Colocasteis vossos pontos fixos na
Terra, quando, ao invés, eles
estão no céu. Os fatos donde moveis, o método da observação e o
instrumento da razão, fecham-vos num
círculo, sem possibilidade de saída. Jamais discutisteis vós mesmos e nem
pensasteis que se devesse superar
vosso instrumento - esta é a primeira coisa a fazer. Eu quebro os grilhões e
escapo do círculo em que vos
haviam trancado vossa ciência e vossa filosofia. Era preciso quebrar de uma vez
por todas esse anel: análise
e síntese, síntese e análise, e encontrar um ponto de partida fora de vosso
relativo. Um sistema filosófico
ou científico pode ser uma concatenação e uma construção perfeitas, do ponto de
vista lógico e matemático.
Mas o ponto fixo, a base de onde partis, está sempre lá, no relativo; por isso,
vossas construções são em
tão grande número e tão diferentes, todas prontas a ruir, logo que sejam
deslocadas desse ponto. Muitas
vezes vos isolais numa unilateralidade de concepção, elevando-vos, vós mesmos, a
sistema.
Muitas vezes sabeis, pelo poder da
mente, mas depois vosso coração
não segue junto. De que serve saber, se não sabeis amar? Separais pesquisa e
paixão, mas o homem é síntese
feita de luz e calor. Além disso, como pudesteis crer possível chegar sozinhos -
por força de análises e
hipóteses, esflorando os fenômenos com vossos sentidos limitados - a alguma
coisa que ultrapassasse uma
síntese parcial, isto é, a síntese máxima? O que tendes sob os olhos? Como pode
caber em vosso pequeno mundo
terreno, todo o mundo fenomênico? Entretanto, eu resolvo, mas mudando de
sistema; arraso o método
indutivo, para substituí-lo pelo método intuitivo(8),
. Mas nem por isso deixo
de dirigir-me e de
ficar aderente à realidade, verdadeira base de qualquer filosofia. Eu vos digo:
as realidades mais poderosas
estão dentro de vós. Olhai o mundo, não com os olhos do corpo, mas com os olhos
da alma.

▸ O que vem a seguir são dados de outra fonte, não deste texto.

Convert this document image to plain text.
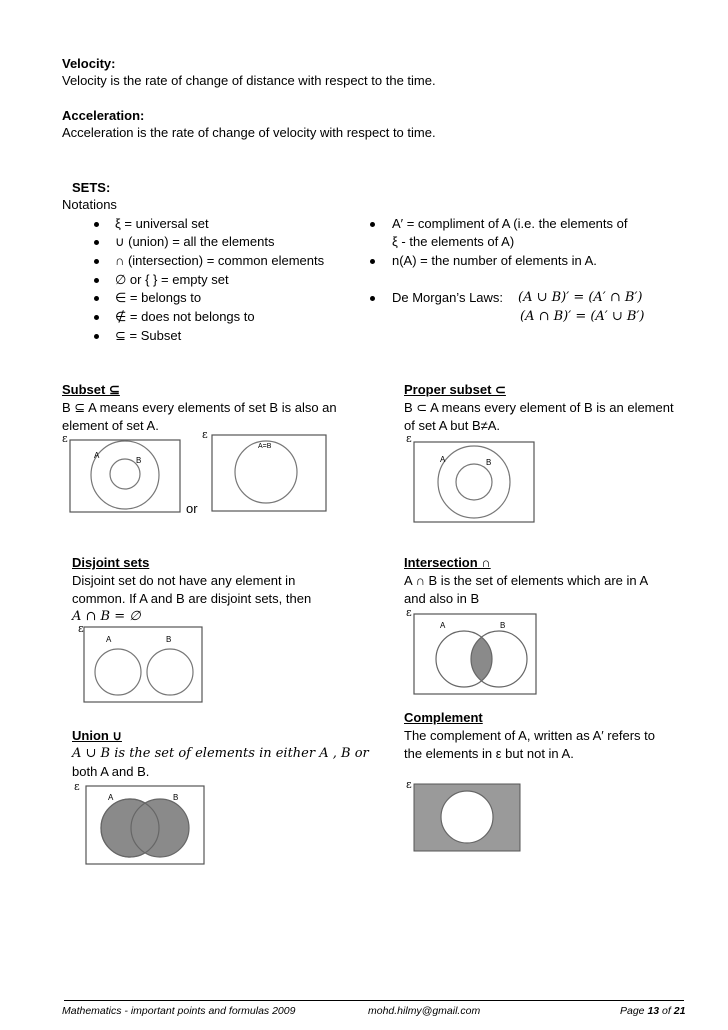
Velocity:
Velocity is the rate of change of distance with respect to the time.
Acceleration:
Acceleration is the rate of change of velocity with respect to time.
SETS:
Notations
ξ = universal set
∪ (union) = all the elements
∩ (intersection) = common elements
∅ or { } = empty set
∈ = belongs to
∉ = does not belongs to
⊆ = Subset
A′ = compliment of A (i.e. the elements of
ξ - the elements of A)
n(A) = the number of elements in A.
De Morgan’s Laws: (A ∪ B)′ = (A′ ∩ B′)
(A ∩ B)′ = (A′ ∪ B′)
Subset ⊆
B ⊆ A means every elements of set B is also an
element of set A.
ε
A
B
or
ε
A=B
Proper subset ⊂
B ⊂ A means every element of B is an element
of set A but B≠A.
ε
A	B
Disjoint sets
Disjoint set do not have any element in
common. If A and B are disjoint sets, then
A ∩ B = ∅
ε
A	B
Intersection ∩
A ∩ B is the set of elements which are in A
and also in B
ε
A	B
Complement
The complement of A, written as A′ refers to
the elements in ε but not in A.
ε
Union ∪
A ∪ B is the set of elements in either A , B or
both A and B.
ε
A	B
Mathematics - important points and formulas 2009	mohd.hilmy@gmail.com	Page 13 of 21
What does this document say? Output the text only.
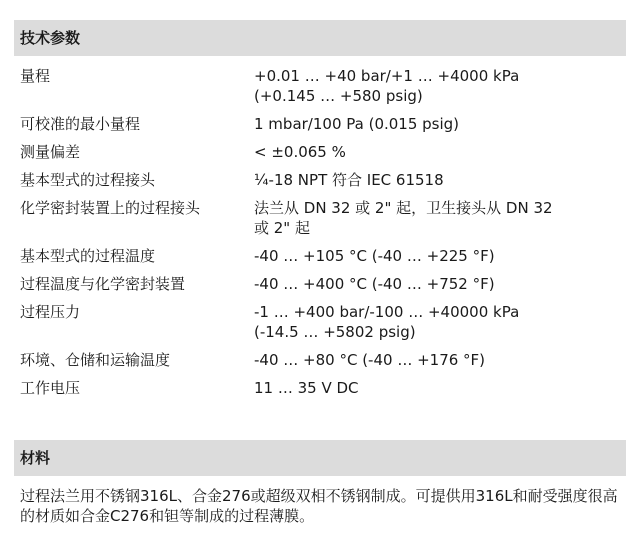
技术参数
量程	+0.01 … +40 bar/+1 … +4000 kPa
(+0.145 … +580 psig)
可校准的最小量程	1 mbar/100 Pa (0.015 psig)
测量偏差	< ±0.065 %
基本型式的过程接头	¼-18 NPT 符合 IEC 61518
化学密封装置上的过程接头	法兰从 DN 32 或 2" 起，卫生接头从 DN 32
或 2" 起
基本型式的过程温度	-40 … +105 °C (-40 … +225 °F)
过程温度与化学密封装置	-40 … +400 °C (-40 … +752 °F)
过程压力	-1 … +400 bar/-100 … +40000 kPa
(-14.5 … +5802 psig)
环境、仓储和运输温度	-40 … +80 °C (-40 … +176 °F)
工作电压	11 … 35 V DC
材料
过程法兰用不锈钢316L、合金276或超级双相不锈钢制成。可提供用316L和耐受强度很高的材质如合金C276和钽等制成的过程薄膜。
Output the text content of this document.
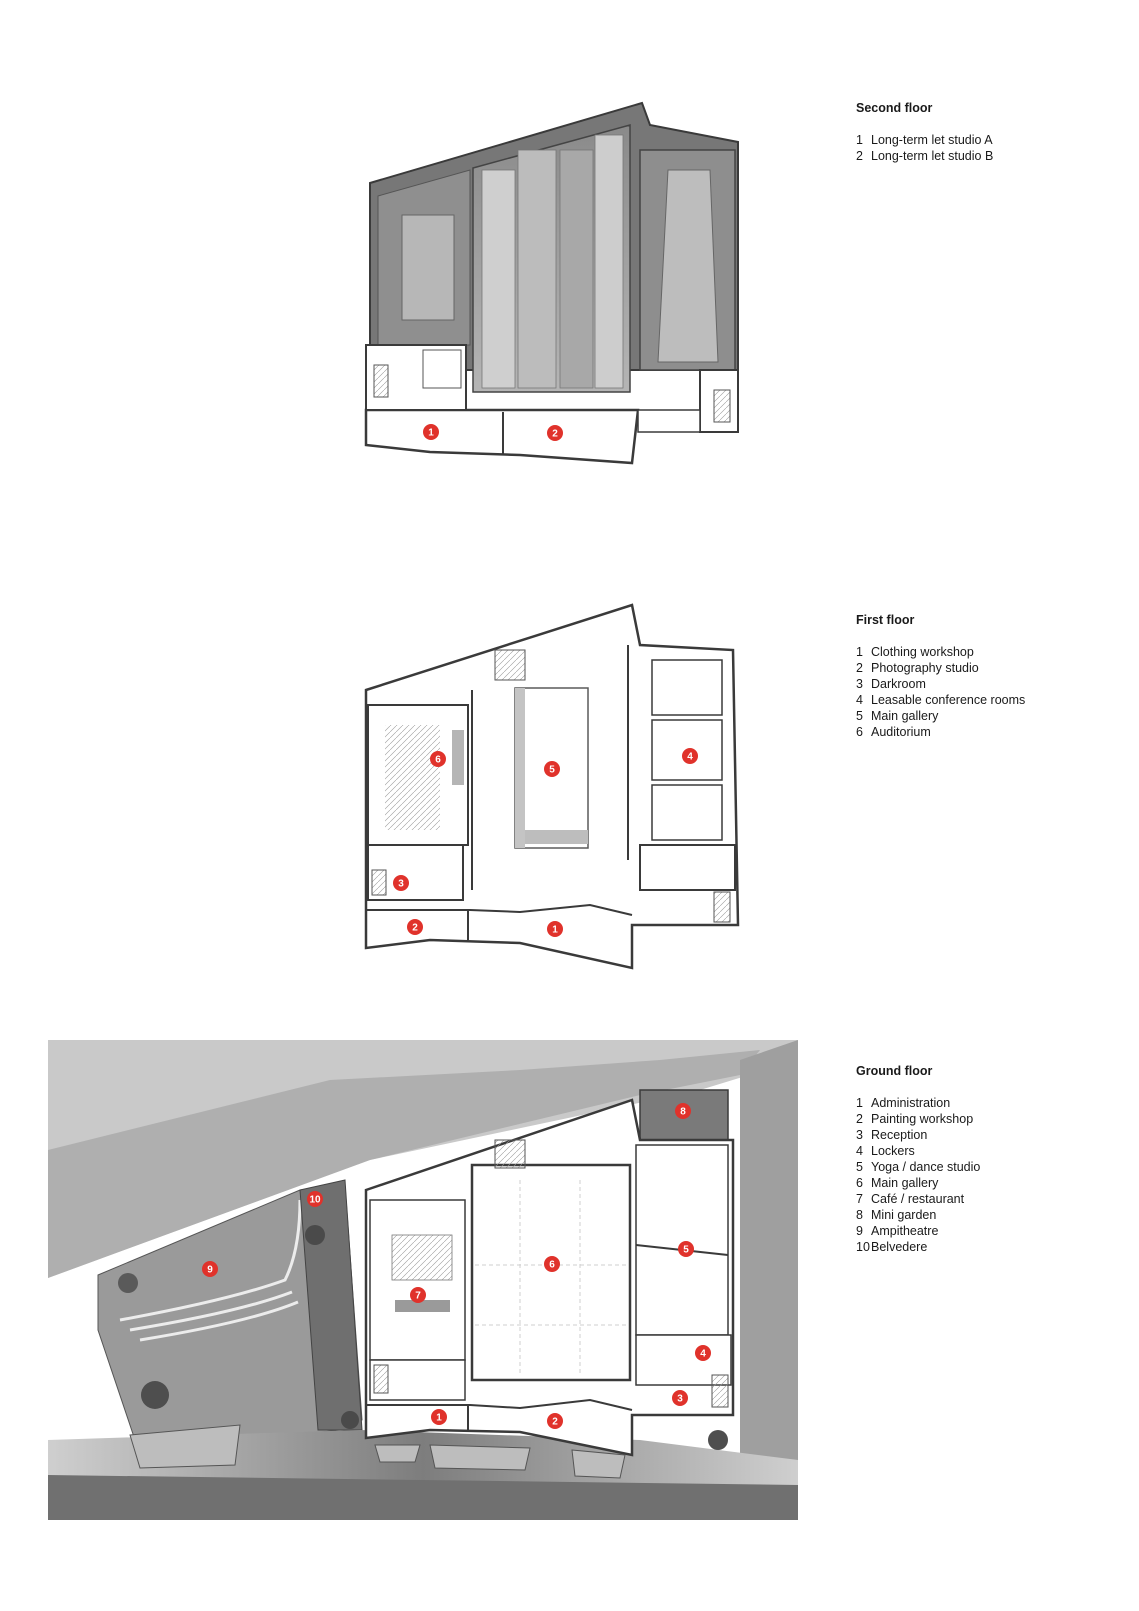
Second floor
1 Long-term let studio A
2 Long-term let studio B
First floor
1 Clothing workshop
2 Photography studio
3 Darkroom
4 Leasable conference rooms
5 Main gallery
6 Auditorium
Ground floor
1 Administration
2 Painting workshop
3 Reception
4 Lockers
5 Yoga / dance studio
6 Main gallery
7 Café / restaurant
8 Mini garden
9 Ampitheatre
10 Belvedere
1	2
1
2
3
4
5
6
1	2
3
4
5
6
7
8
9
10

Os métodos dos
quais tanto se ocupam certas filosofias, os métodos clássicos de pesquisa que
vos parecem inabaláveis, já
deram até agora todo o seu rendimento; são meios superados, que não vos farão
mais progredir um passo
sequer.
8 - Esse problema do método
é aprofundado no volume
Ascese Mística - parte I: "O Fenômeno".